Ivor and Margaret Lenton kept the Greet Inn during the late 1960s and early 1970s. The couple had married in July 1953. They probably had the moon landing on the telly in 1969. They handed over to John and June Arrow, the last of the couples to work for Mitchell's and Butler's for the whole of their term.
It was following a Monopolies Commission report in which it was claimed that "breweries had too much of a strangle in certain towns and cities," a scheme was drawn up whereby several large companies swapped their public-houses with others. Both Mitchell's and Butler's and Ansell's Brewery Ltd. swapped some of their houses in Birmingham with properties operated by Courage. They were hardly going to give away their crown jewels so probably selected public-houses that were on a downward spiral. The Greet Inn was one such house so in early 1978 ownership of the fine building built by M&B was presented to Courage. Philip Peters was the licensee at the time so he would have signed a new contract with Courage.
Some local people welcomed the change but many drinkers loyal to the Cape Hill brands voted with their feet. Following the takeover of Grand Metropolitan by Courage the Greet Inn became part of that estate. The building was later operated by Spring Inns Limited of Elland near Leeds, before being taken over by London Inns Limited of Kent. The operators were changing almost as fast as the licensees who came and left in rapid succession. The inevitable closure came in the new millennium, a sad ending to a once honourable public-house. I am not sure why the lovely building was demolished, little of note was put up in its place. Surely some form of new use could have been found for the once-proud edifice.

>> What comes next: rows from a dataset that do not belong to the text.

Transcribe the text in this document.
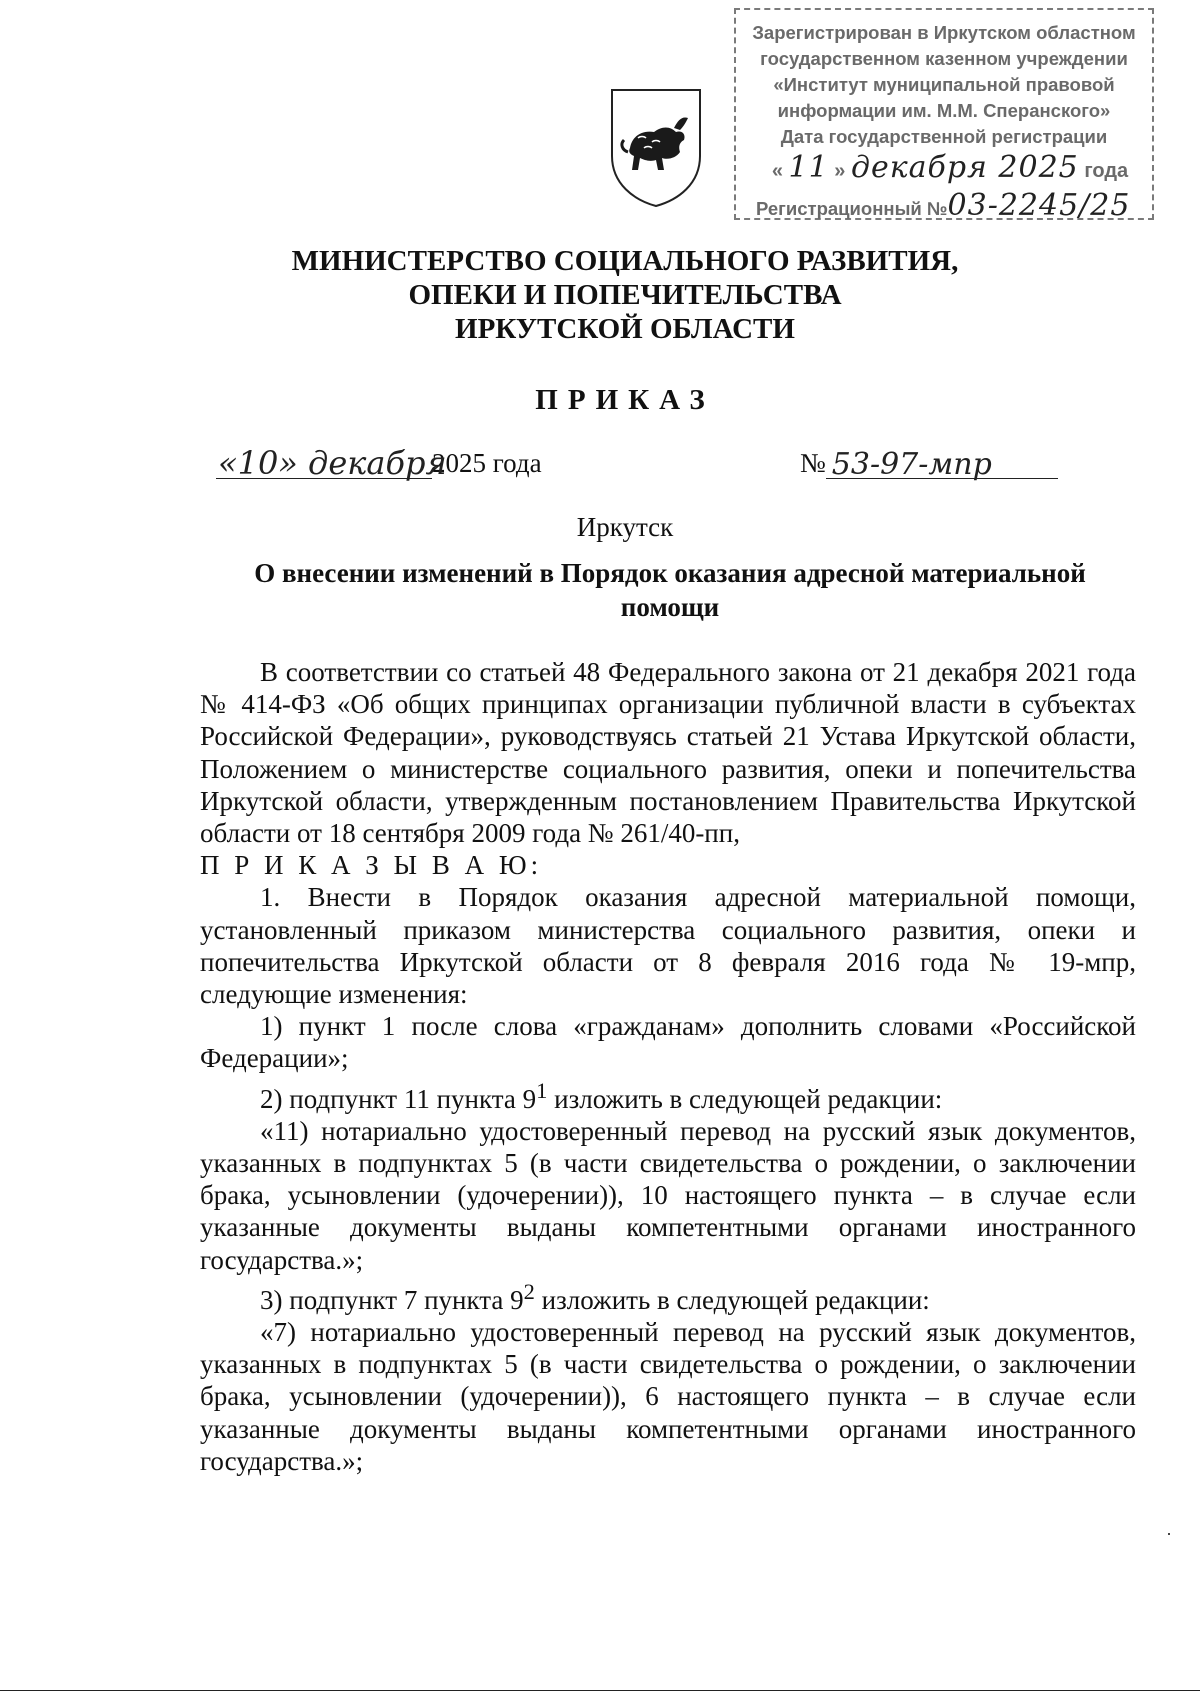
Зарегистрирован в Иркутском областном
государственном казенном учреждении
«Институт муниципальной правовой
информации им. М.М. Сперанского»
Дата государственной регистрации
« 11 » декабря 2025 года
Регистрационный №03-2245/25
МИНИСТЕРСТВО СОЦИАЛЬНОГО РАЗВИТИЯ,
ОПЕКИ И ПОПЕЧИТЕЛЬСТВА
ИРКУТСКОЙ ОБЛАСТИ
ПРИКАЗ
«10» декабря
2025 года	№ 53-97-мпр
Иркутск
О внесении изменений в Порядок оказания адресной материальной
помощи

В соответствии со статьей 48 Федерального закона от 21 декабря 2021 года № 414-ФЗ «Об общих принципах организации публичной власти в субъектах Российской Федерации», руководствуясь статьей 21 Устава Иркутской области, Положением о министерстве социального развития, опеки и попечительства Иркутской области, утвержденным постановлением Правительства Иркутской области от 18 сентября 2009 года № 261/40-пп,

П Р И К А З Ы В А Ю:

1. Внести в Порядок оказания адресной материальной помощи, установленный приказом министерства социального развития, опеки и попечительства Иркутской области от 8 февраля 2016 года № 19-мпр, следующие изменения:

1) пункт 1 после слова «гражданам» дополнить словами «Российской Федерации»;

2) подпункт 11 пункта $9^1$ изложить в следующей редакции:

«11) нотариально удостоверенный перевод на русский язык документов, указанных в подпунктах 5 (в части свидетельства о рождении, о заключении брака, усыновлении (удочерении)), 10 настоящего пункта – в случае если указанные документы выданы компетентными органами иностранного государства.»;

3) подпункт 7 пункта $9^2$ изложить в следующей редакции:

«7) нотариально удостоверенный перевод на русский язык документов, указанных в подпунктах 5 (в части свидетельства о рождении, о заключении брака, усыновлении (удочерении)), 6 настоящего пункта – в случае если указанные документы выданы компетентными органами иностранного государства.»;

"William Albert Beals, aged 21, of 9, Roma Road. Tyseley, and John Charles Wood, aged 19, of 15 Beach Road, Sparkhill,
pleaded guilty at Birmingham yesterday to the theft of a handbag containing over £4 and a small bottle of whiskey from Flora Daisy Burbridge, of 39,
Showell Green Lane, Sparkhill, and were placed on probation. Mrs. Burbridge told how, on leaving the Greet Inn, Tyseley, shortly before 10 p.m. on Tuesday, 21st
August, a number of young men gathered around her. "I went to a telephone kiosk to get out of the way as I was afraid," said witness. When she came out
the two prisoners, she alleged, followed her to Reddings Lane, pushed her against some railings, snatched her bag and then ran away. Mr. Arthur Hall-Wright,
for the defence, suggested that all the parties were under the influence of drink and the chairman observed that no doubt the prosecutrix was partly to blame."
"Theft from a Woman"
Birmingham Daily Gazette : August 30th 1928 Page 5
"An alibi which proved adequate and sufficient for an acquittal was produced at Birmingham Quarter Sessions yesterday by
Thomas Peter Marklow, aged 32, and Percy Edward Rice, aged 39, both labourers, who were charged with breaking into the dwelling-house
of Edwin Henry Spink, 96 Manor Park Road, Greet, and stealing various sums of money. May Gardiner, whose house is opposite the rear of 96,
Manor Park Road, said that on Saturday, 9th November, she saw through a window of her house Marklow and Rice enter the house through the back door. She
was able to identify them although her house was 33 yards away. A barman and customers at the Greet Inn said they were positive that Marklow was in the
hotel not only at the time the offence was alleged to have been committed, about 7.30, but was there from 6.20 until after 9 p.m. Rice was also there
until after 8 p.m. and another witness said that subsequently he was in his company at the "Waggon," another hotel. After a short retirement
the Jury found the prisoners not guilty."